Mother Is God In The Eyes Of A Child (Part 4)

There is nothing in this world that can prepare you for the day you’ll see your parents get older, I mean I know it’s supposed to happen because that’s how life happens, but still the process messes with you mind. It took some time to understand that my grandmother couldn’t do anything for herself anymore, like all my life I’ve known her as the stubborn woman who always did things herself, quite pedantic to be honest and loved being clean. She was a ruler and militant as well, one of her best thing was to wake us up on a Saturday to clean the house and make us smell the fresh air before it gets polluted. By the time 8am came around everything was done, including eating and bathing. At that time I didn’t understand why we had to move to my grandmother’s and I thought my mother’s relationship with her mother was perfect until I grew up and then I picked up the hostility between the two.

My mother was not raised by my grandmother because she had to work in the city to provide for her, while she stayed behind in Magaliesburg to finish school. When she eventually finished school and moved to Johannesburg, she couldn’t stay with her because my grandmother lived in hostel which didn’t allow kids at the time. So she lived with her cousins in Tembisa, where she wasn’t treated well from the sound of it and she was often reminded that that was not her home. When she was in Matric she fell pregnant by her high school sweetheart – my father. My father’s background is the opposite of my mother’s, my father came from a well-off family that had built a name for itself in the township. My paternal grandfather was someone important at the council or something like that, but it was called Peri Urban at the time. My father was the last born and he didn’t have the pressures his older siblings had and therefore how he raised us was slightly different, he was involved in our lives – fully. He was an entrepreneur and on his not so busy days he would pick me up from school and get me Nando’s or Something Fishy. My mother worked at Pick n Pay till her last days, she knocked off around 7pm every night.

There was never a time when I believed that my parents didn’t love me. I was very naughty as a child and I got a hiding from my mother almost every weekend, I was called weekend special because every weekend I would do something to annoy my mother. My father gave me a hiding once and it wasn’t even my fault that day; a neighbour had bought a bike and told he was gonna collect it, only to later found out that he had stolen it. That day, I knew that crime was not for me, because how could I even fall for that lie nje?
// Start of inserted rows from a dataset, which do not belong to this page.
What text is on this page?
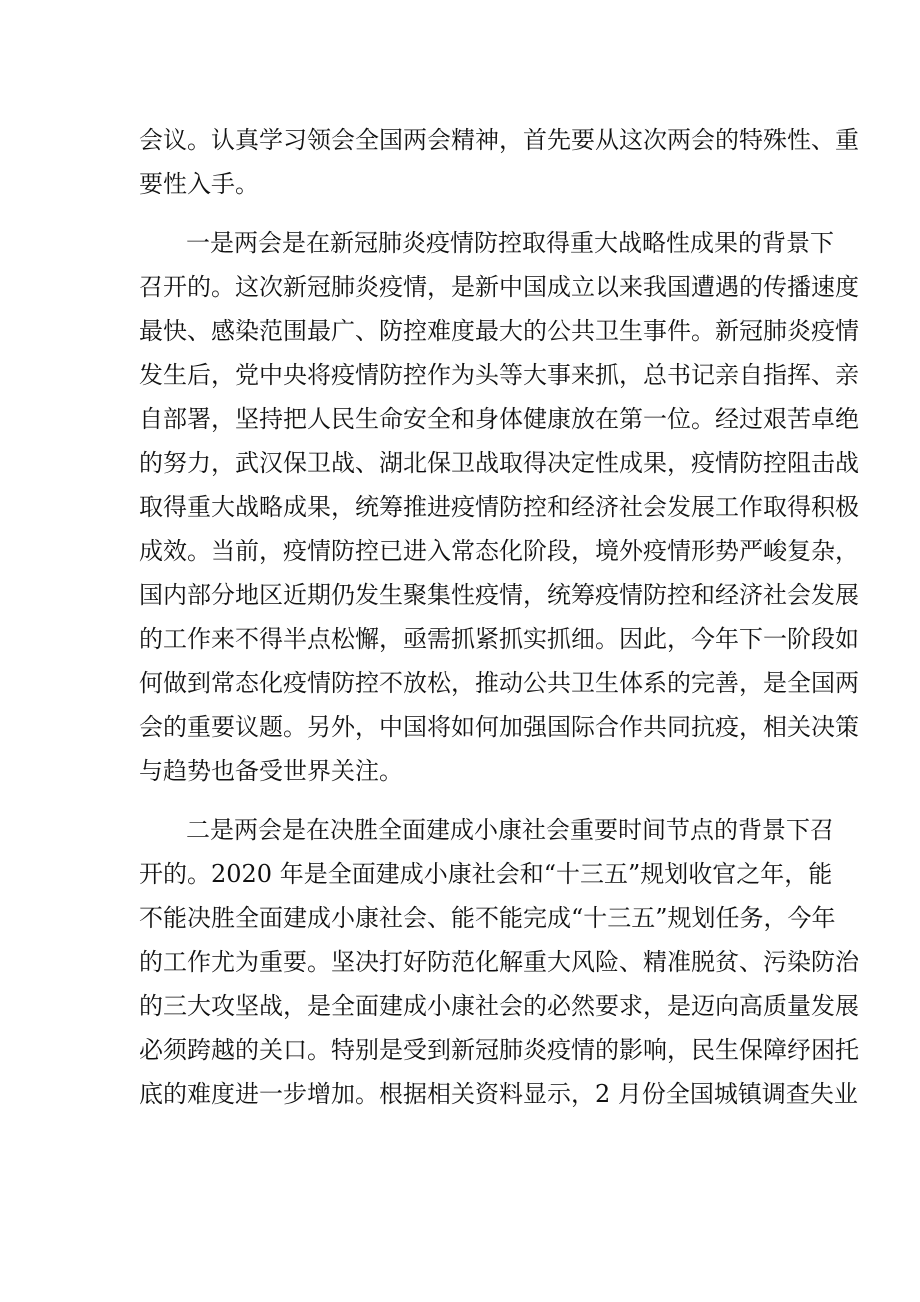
会议。认真学习领会全国两会精神，首先要从这次两会的特殊性、重
要性入手。
一是两会是在新冠肺炎疫情防控取得重大战略性成果的背景下
召开的。这次新冠肺炎疫情，是新中国成立以来我国遭遇的传播速度
最快、感染范围最广、防控难度最大的公共卫生事件。新冠肺炎疫情
发生后，党中央将疫情防控作为头等大事来抓，总书记亲自指挥、亲
自部署，坚持把人民生命安全和身体健康放在第一位。经过艰苦卓绝
的努力，武汉保卫战、湖北保卫战取得决定性成果，疫情防控阻击战
取得重大战略成果，统筹推进疫情防控和经济社会发展工作取得积极
成效。当前，疫情防控已进入常态化阶段，境外疫情形势严峻复杂，
国内部分地区近期仍发生聚集性疫情，统筹疫情防控和经济社会发展
的工作来不得半点松懈，亟需抓紧抓实抓细。因此，今年下一阶段如
何做到常态化疫情防控不放松，推动公共卫生体系的完善，是全国两
会的重要议题。另外，中国将如何加强国际合作共同抗疫，相关决策
与趋势也备受世界关注。
二是两会是在决胜全面建成小康社会重要时间节点的背景下召
开的。2020 年是全面建成小康社会和“十三五”规划收官之年，能
不能决胜全面建成小康社会、能不能完成“十三五”规划任务，今年
的工作尤为重要。坚决打好防范化解重大风险、精准脱贫、污染防治
的三大攻坚战，是全面建成小康社会的必然要求，是迈向高质量发展
必须跨越的关口。特别是受到新冠肺炎疫情的影响，民生保障纾困托
底的难度进一步增加。根据相关资料显示，2 月份全国城镇调查失业
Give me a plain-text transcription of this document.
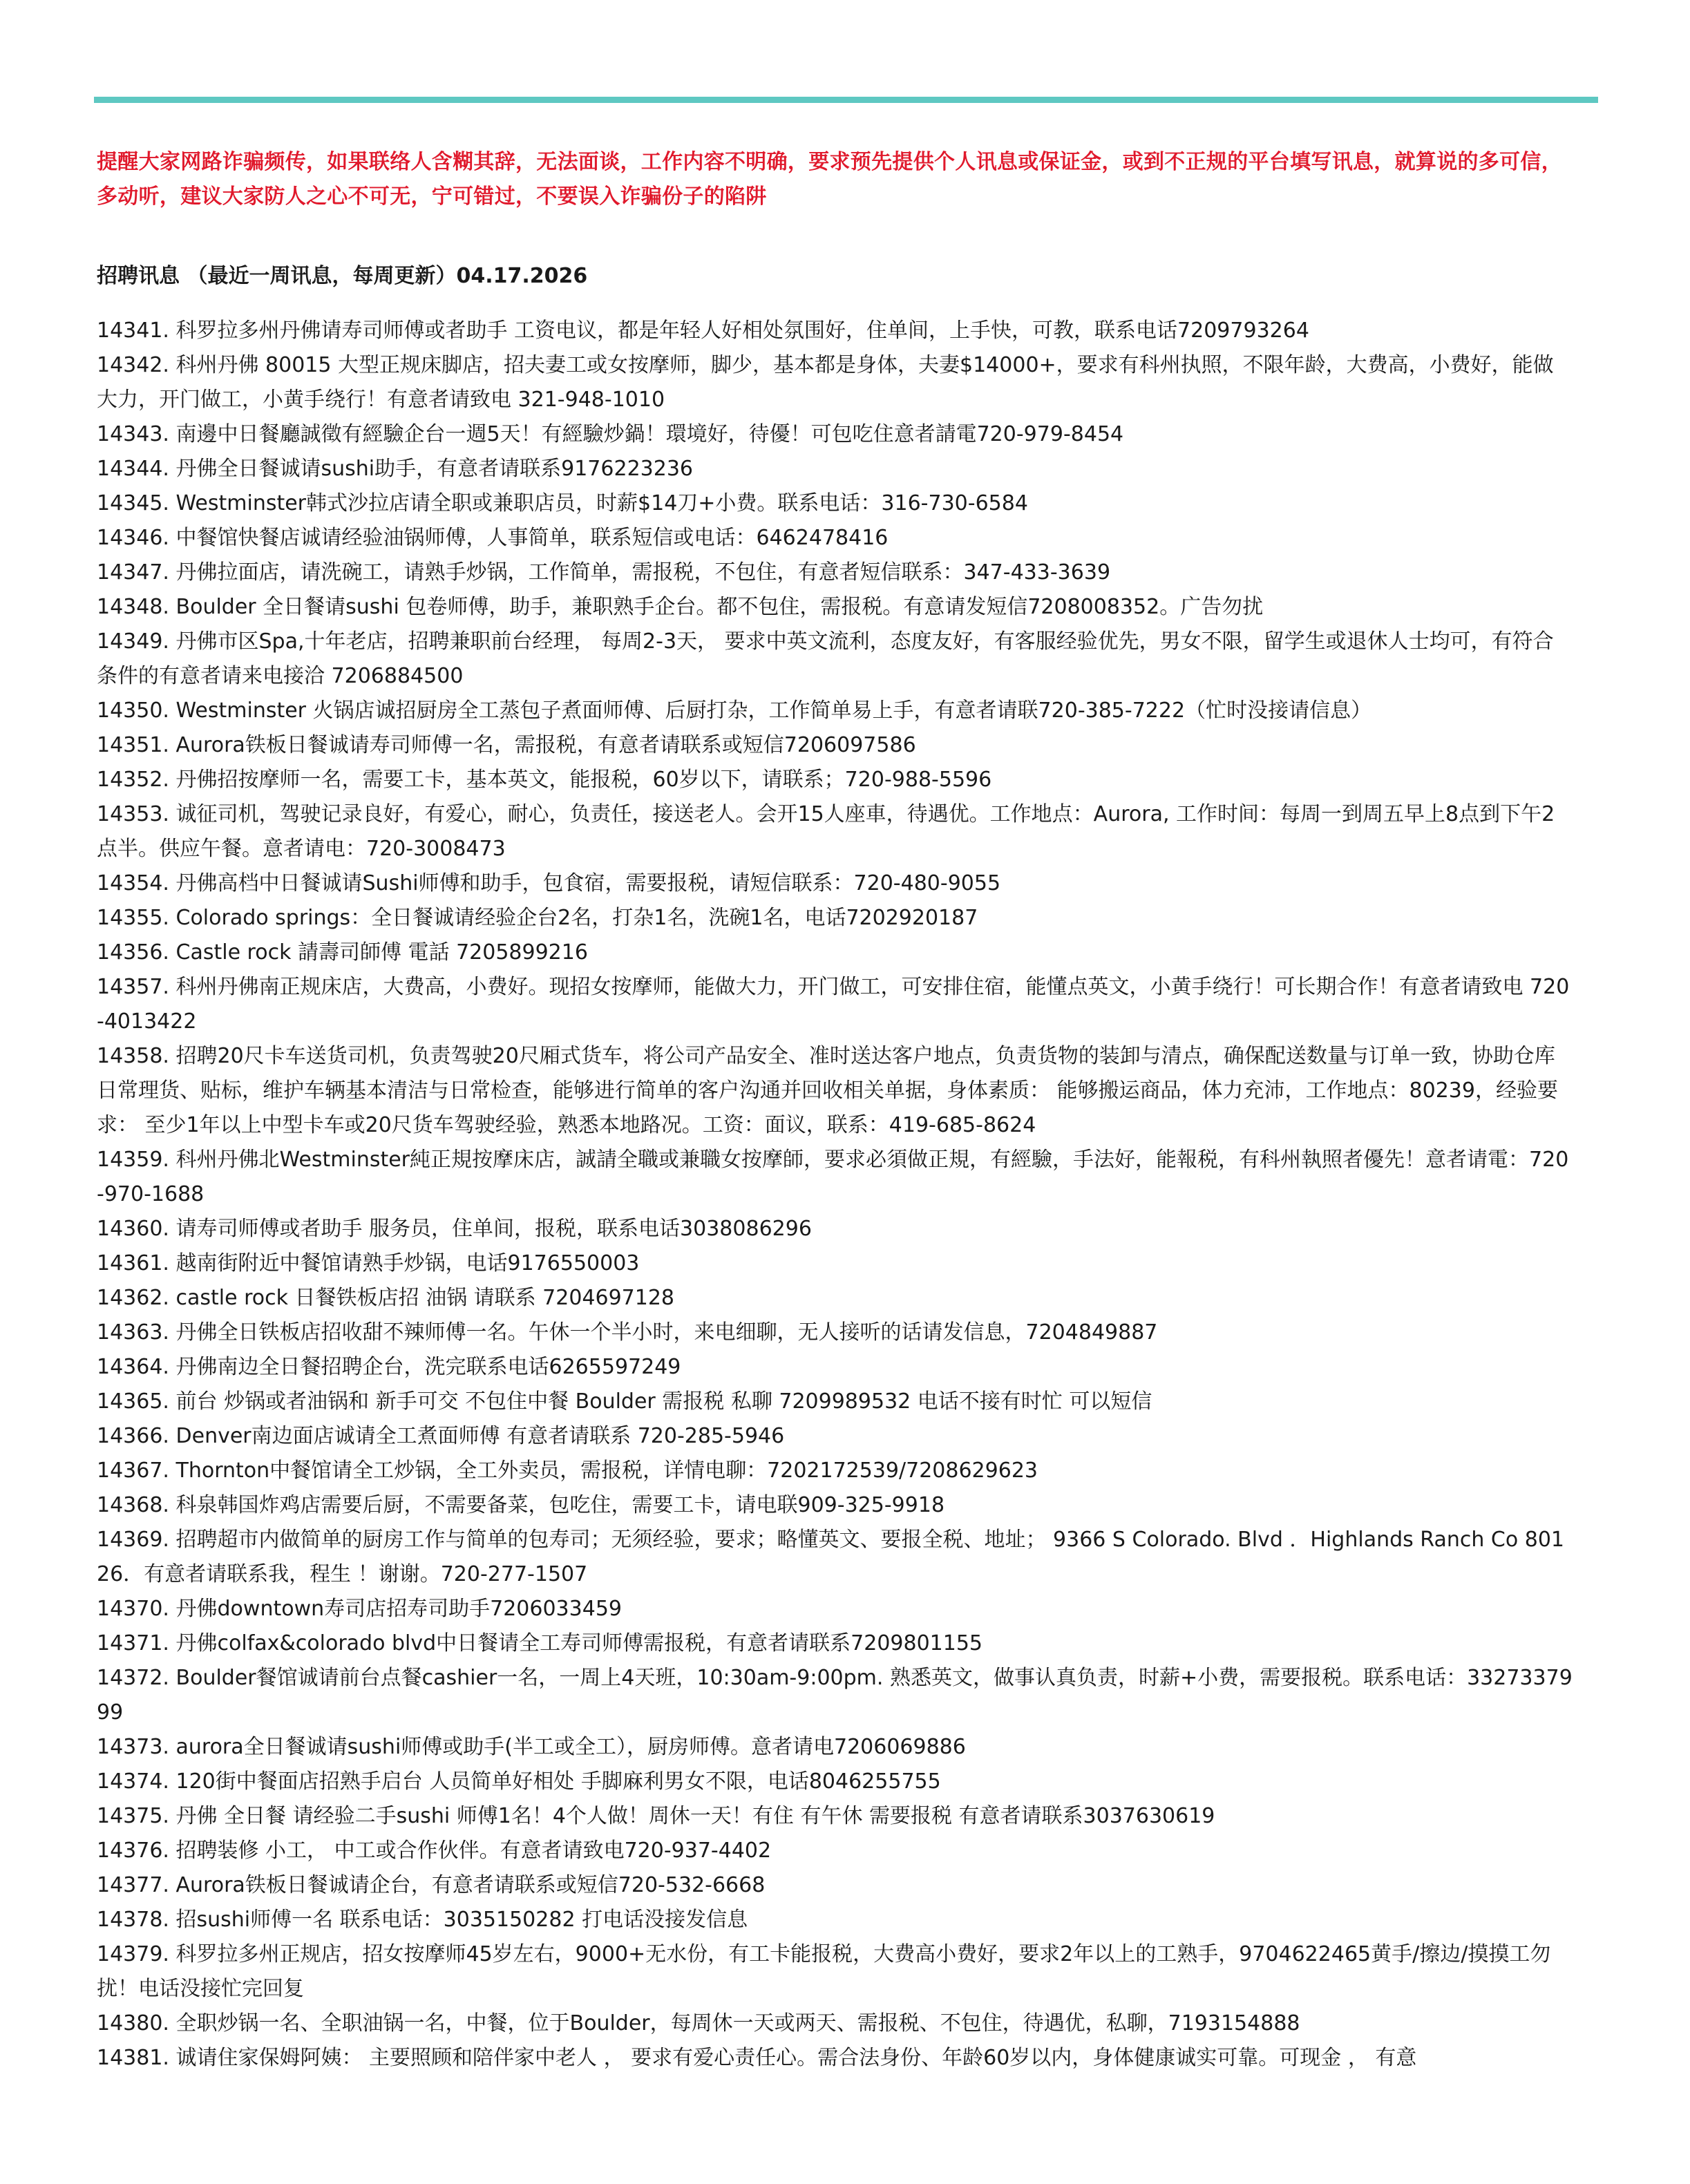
提醒大家网路诈骗频传，如果联络人含糊其辞，无法面谈，工作内容不明确，要求预先提供个人讯息或保证金，或到不正规的平台填写讯息，就算说的多可信，多动听，建议大家防人之心不可无，宁可错过，不要误入诈骗份子的陷阱

招聘讯息 （最近一周讯息，每周更新）04.17.2026
14341. 科罗拉多州丹佛请寿司师傅或者助手 工资电议，都是年轻人好相处氛围好，住单间，上手快，可教，联系电话7209793264
14342. 科州丹佛 80015 大型正规床脚店，招夫妻工或女按摩师，脚少，基本都是身体，夫妻$14000+，要求有科州执照，不限年龄，大费高，小费好，能做大力，开门做工，小黄手绕行！有意者请致电 321-948-1010
14343. 南邊中日餐廳誠徵有經驗企台一週5天！有經驗炒鍋！環境好，待優！可包吃住意者請電720-979-8454
14344. 丹佛全日餐诚请sushi助手，有意者请联系9176223236
14345. Westminster韩式沙拉店请全职或兼职店员，时薪$14刀+小费。联系电话：316-730-6584
14346. 中餐馆快餐店诚请经验油锅师傅，人事简单，联系短信或电话：6462478416
14347. 丹佛拉面店，请洗碗工，请熟手炒锅，工作简单，需报税，不包住，有意者短信联系：347-433-3639
14348. Boulder 全日餐请sushi 包卷师傅，助手，兼职熟手企台。都不包住，需报税。有意请发短信7208008352。广告勿扰
14349. 丹佛市区Spa,十年老店，招聘兼职前台经理， 每周2-3天， 要求中英文流利，态度友好，有客服经验优先，男女不限，留学生或退休人士均可，有符合条件的有意者请来电接洽 7206884500
14350. Westminster 火锅店诚招厨房全工蒸包子煮面师傅、后厨打杂，工作简单易上手，有意者请联720-385-7222（忙时没接请信息）
14351. Aurora铁板日餐诚请寿司师傅一名，需报税，有意者请联系或短信7206097586
14352. 丹佛招按摩师一名，需要工卡，基本英文，能报税，60岁以下，请联系；720-988-5596
14353. 诚征司机，驾驶记录良好，有爱心，耐心，负责任，接送老人。会开15人座車，待遇优。工作地点：Aurora, 工作时间：每周一到周五早上8点到下午2点半。供应午餐。意者请电：720-3008473
14354. 丹佛高档中日餐诚请Sushi师傅和助手，包食宿，需要报税，请短信联系：720-480-9055
14355. Colorado springs：全日餐诚请经验企台2名，打杂1名，洗碗1名，电话7202920187
14356. Castle rock 請壽司師傅 電話 7205899216
14357. 科州丹佛南正规床店，大费高，小费好。现招女按摩师，能做大力，开门做工，可安排住宿，能懂点英文，小黄手绕行！可长期合作！有意者请致电 720-4013422
14358. 招聘20尺卡车送货司机，负责驾驶20尺厢式货车，将公司产品安全、准时送达客户地点，负责货物的装卸与清点，确保配送数量与订单一致，协助仓库日常理货、贴标，维护车辆基本清洁与日常检查，能够进行简单的客户沟通并回收相关单据，身体素质： 能够搬运商品，体力充沛，工作地点：80239，经验要求： 至少1年以上中型卡车或20尺货车驾驶经验，熟悉本地路况。工资：面议，联系：419-685-8624
14359. 科州丹佛北Westminster純正規按摩床店，誠請全職或兼職女按摩師，要求必須做正規，有經驗，手法好，能報税，有科州執照者優先！意者请電：720-970-1688
14360. 请寿司师傅或者助手 服务员，住单间，报税，联系电话3038086296
14361. 越南街附近中餐馆请熟手炒锅，电话9176550003
14362. castle rock 日餐铁板店招 油锅 请联系 7204697128
14363. 丹佛全日铁板店招收甜不辣师傅一名。午休一个半小时，来电细聊，无人接听的话请发信息，7204849887
14364. 丹佛南边全日餐招聘企台，洗完联系电话6265597249
14365. 前台 炒锅或者油锅和 新手可交 不包住中餐 Boulder 需报税 私聊 7209989532 电话不接有时忙 可以短信
14366. Denver南边面店诚请全工煮面师傅 有意者请联系 720-285-5946
14367. Thornton中餐馆请全工炒锅，全工外卖员，需报税，详情电聊：7202172539/7208629623
14368. 科泉韩国炸鸡店需要后厨，不需要备菜，包吃住，需要工卡，请电联909-325-9918
14369. 招聘超市内做简单的厨房工作与简单的包寿司；无须经验，要求；略懂英文、要报全税、地址； 9366 S Colorado. Blvd ．Highlands Ranch Co 80126．有意者请联系我，程生 ！谢谢。720-277-1507
14370. 丹佛downtown寿司店招寿司助手7206033459
14371. 丹佛colfax&colorado blvd中日餐请全工寿司师傅需报税，有意者请联系7209801155
14372. Boulder餐馆诚请前台点餐cashier一名，一周上4天班，10:30am-9:00pm. 熟悉英文，做事认真负责，时薪+小费，需要报税。联系电话：3327337999
14373. aurora全日餐诚请sushi师傅或助手(半工或全工），厨房师傅。意者请电7206069886
14374. 120街中餐面店招熟手启台 人员简单好相处 手脚麻利男女不限，电话8046255755
14375. 丹佛 全日餐 请经验二手sushi 师傅1名！4个人做！周休一天！有住 有午休 需要报税 有意者请联系3037630619
14376. 招聘装修 小工， 中工或合作伙伴。有意者请致电720-937-4402
14377. Aurora铁板日餐诚请企台，有意者请联系或短信720-532-6668
14378. 招sushi师傅一名 联系电话：3035150282 打电话没接发信息
14379. 科罗拉多州正规店，招女按摩师45岁左右，9000+无水份，有工卡能报税，大费高小费好，要求2年以上的工熟手，9704622465黄手/擦边/摸摸工勿扰！电话没接忙完回复
14380. 全职炒锅一名、全职油锅一名，中餐，位于Boulder，每周休一天或两天、需报税、不包住，待遇优，私聊，7193154888
14381. 诚请住家保姆阿姨： 主要照顾和陪伴家中老人 ， 要求有爱心责任心。需合法身份、年龄60岁以内，身体健康诚实可靠。可现金 ， 有意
I grew up in a big household because my father, being the last born, was to inherit everything from my grandfather. Our house was filled with cousins during holidays, at times my mother would be upset about the arrangement and would ask my father to buy his own house, well I didn’t mind really, but I understood where my mother was coming from. To be honest, I had a really happy childhood and my expectations of the world is built from that and at times I am naive because I have hope in love and relationships; it’s all I know from home. Growing older, you realize that not everyone has the same background therefore their outlook is different.

The one thing I admired about my mother was that she always supported us, even when she didn’t understand what we did or our talents. I played soccer, did athletics, swimming, drawing and graphic design. My mother was tiny but fierce with her mouth – she was feared by my father’s family because apparently if they got her upset she spilt family secrets. She wanted to build the home that she never had growing up, with her only having met her father for the first time in the late 90’s, she appreciated that we had an involved father in our lives. My mother tried to protect me from the worlds pain because i think she saw how naive i was and how sheltered i was. My mother was not good with regards to speak about the things that has hurt her and she has found a mechanism of surviving this world and after my father passing her main focus was raising us and making sure that we have the things we need to succeed. My mother kept a lot of things away from us even in her last on earth she protected us as best as she can, tie this day i don’t know how she did it.

My mother began to get sick and she lost weight, but I don’t pay much mind to it because she was my mother, she would bounce back, as she always did. She got better and I’m like thats my mother. The focus was always my grandmother because now she was  on her death bed, she would leave us at any time and  I thought I was prepared for it as we had spoken about it with her all the time. Nothing could have prepared me for the next few months and the events that took place in our household.